‘DIÁRIO DO AÇO’, DE BETZAIDA MATA

Por Mar Becker

Um romance de limiar. De fronteira. É assim que Betzaida Mata escreve seu “Diário do Aço” (Penalux, 2019) – como um romance que se equilibra tênue entre o dizível e o indizível.

A história se passa na região do Vale do Aço, interior de Minas Gerais. Já de início Mata assume que a linguagem fracassa, que há de fato coisas sobre as quais não se pode falar. O início de tudo, o gênesis – ou, como ela lembra, “o sertão” de antes do vale, esse escapa à voz. “Para os portugueses recém-chegados aos trópicos, não existia Vale do Aço”, comenta. Só havia “um conjunto de terras inóspitas, povoado por índios botocudos e mosquitos transmissores de malária, atravessado por um rio. Sem cercas para estabelecer fronteiras, nem armas para lhe domar a geografia, foi, por muitos anos, um lugar esquecido”.

Penso que o compromisso dramático de Mata é este, o de dizer o indizível, tocar o “bicho que atravessa o mundo”, como sugere Herberto Helder. O resultado é o “Diário do Aço”, um livro forte, intenso. Vivo. Porque não há palavra mais luminosa, mais lúcida, do que aquela que está à beira do abismo de si, que se encara diante do espelho da sua própria noite. Quando afirma que está disposta a narrar a história do vale, ela se compromete com um exercício de escritura que dá voz ao que foi calado. Sabe que, embora o passado não possa vir à palavra de forma direta, ele volta – sempre volta, sorrateiro. Basta “um descuido da razão – sono, embriaguez ou delírio”, e ele ressurge.

Como ressurge? Nos detalhes. Pelo “verde evanescente” da paisagem, a fumaça da fábrica confundindo-se com os tons do que sobrou de uma espécie de Éden – imaginado, talvez. Pelo modo como os próprios nomes das cidades da região intercambiam-se, desembocando uns nos outros como afluentes de um mesmo rio clandestino, subterrâneo. Ressurge nos punhos dos metalúrgicos em greve, no leite derramado no chão da fábrica. No batom borrado das bocas das putas. Sim, ressurge também na gargalhada estridente de Jonas, na luz que incide sobre a face oculta de Gabriel, o aluno-anjo-mensageiro. Na picada de uma cobra. Num suicídio.

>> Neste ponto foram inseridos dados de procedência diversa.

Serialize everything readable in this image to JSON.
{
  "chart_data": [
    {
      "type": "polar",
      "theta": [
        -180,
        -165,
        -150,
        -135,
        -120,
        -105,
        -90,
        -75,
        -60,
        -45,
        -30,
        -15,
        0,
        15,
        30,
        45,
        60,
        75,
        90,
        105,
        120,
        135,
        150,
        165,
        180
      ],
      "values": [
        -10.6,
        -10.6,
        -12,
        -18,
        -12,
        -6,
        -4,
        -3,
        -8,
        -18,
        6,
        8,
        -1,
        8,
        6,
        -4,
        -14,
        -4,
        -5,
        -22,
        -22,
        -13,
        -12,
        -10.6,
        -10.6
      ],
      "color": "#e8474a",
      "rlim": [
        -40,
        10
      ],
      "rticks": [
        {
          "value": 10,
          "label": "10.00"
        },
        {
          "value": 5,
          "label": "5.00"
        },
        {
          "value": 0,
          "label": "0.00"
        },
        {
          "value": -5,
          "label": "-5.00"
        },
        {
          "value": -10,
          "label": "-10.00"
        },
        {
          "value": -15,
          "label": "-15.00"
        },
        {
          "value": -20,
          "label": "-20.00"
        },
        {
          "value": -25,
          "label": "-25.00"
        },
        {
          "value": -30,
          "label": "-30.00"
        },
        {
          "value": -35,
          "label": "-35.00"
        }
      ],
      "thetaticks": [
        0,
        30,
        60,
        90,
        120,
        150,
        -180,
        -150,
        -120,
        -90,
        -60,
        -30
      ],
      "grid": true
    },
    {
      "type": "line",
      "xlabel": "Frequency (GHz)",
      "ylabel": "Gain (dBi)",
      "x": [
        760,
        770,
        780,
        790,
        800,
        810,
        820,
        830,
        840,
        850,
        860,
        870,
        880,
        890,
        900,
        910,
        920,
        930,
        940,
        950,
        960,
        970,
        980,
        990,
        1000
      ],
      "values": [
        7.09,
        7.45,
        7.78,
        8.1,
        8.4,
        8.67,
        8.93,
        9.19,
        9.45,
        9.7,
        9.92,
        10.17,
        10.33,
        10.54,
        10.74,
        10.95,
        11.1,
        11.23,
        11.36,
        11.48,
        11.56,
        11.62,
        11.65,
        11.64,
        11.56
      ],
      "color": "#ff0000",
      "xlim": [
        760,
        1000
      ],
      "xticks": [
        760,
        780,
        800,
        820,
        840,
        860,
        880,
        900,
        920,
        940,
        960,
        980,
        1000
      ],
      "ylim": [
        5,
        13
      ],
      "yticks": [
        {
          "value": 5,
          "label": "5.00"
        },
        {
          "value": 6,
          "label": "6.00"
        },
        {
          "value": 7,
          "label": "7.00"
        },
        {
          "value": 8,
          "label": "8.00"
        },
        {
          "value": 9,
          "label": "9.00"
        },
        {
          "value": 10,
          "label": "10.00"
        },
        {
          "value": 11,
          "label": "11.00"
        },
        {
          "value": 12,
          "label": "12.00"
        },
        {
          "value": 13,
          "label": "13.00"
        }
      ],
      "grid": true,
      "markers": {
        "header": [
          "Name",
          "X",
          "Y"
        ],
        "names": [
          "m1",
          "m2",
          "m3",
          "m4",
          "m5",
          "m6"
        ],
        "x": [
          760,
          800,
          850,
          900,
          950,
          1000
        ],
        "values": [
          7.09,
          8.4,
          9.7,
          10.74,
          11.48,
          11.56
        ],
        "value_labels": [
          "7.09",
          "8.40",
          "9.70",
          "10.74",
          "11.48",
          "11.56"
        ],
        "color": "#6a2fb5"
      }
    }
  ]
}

Há aqueles que diante do que não pode ser dito decidem calar-se. Betzaida Mata, por sua vez, segue escrevendo, e nisto muitas vezes abaixa-se e põe o ouvido colado à terra, atenta às vozes que foram enterradas pelo tempo. Outras vezes se ergue até a ponta dos pés – como uma árvore de arbustos muito altos. As mãos em gesto de ave, sentindo escapar entre os dedos um fio de fumaça. Talvez aí esteja o corpo que habita este “Diário do Aço” – um corpo-campo de intermédio, que faz fronteira com demônios, de um lado; e com deuses, de outro.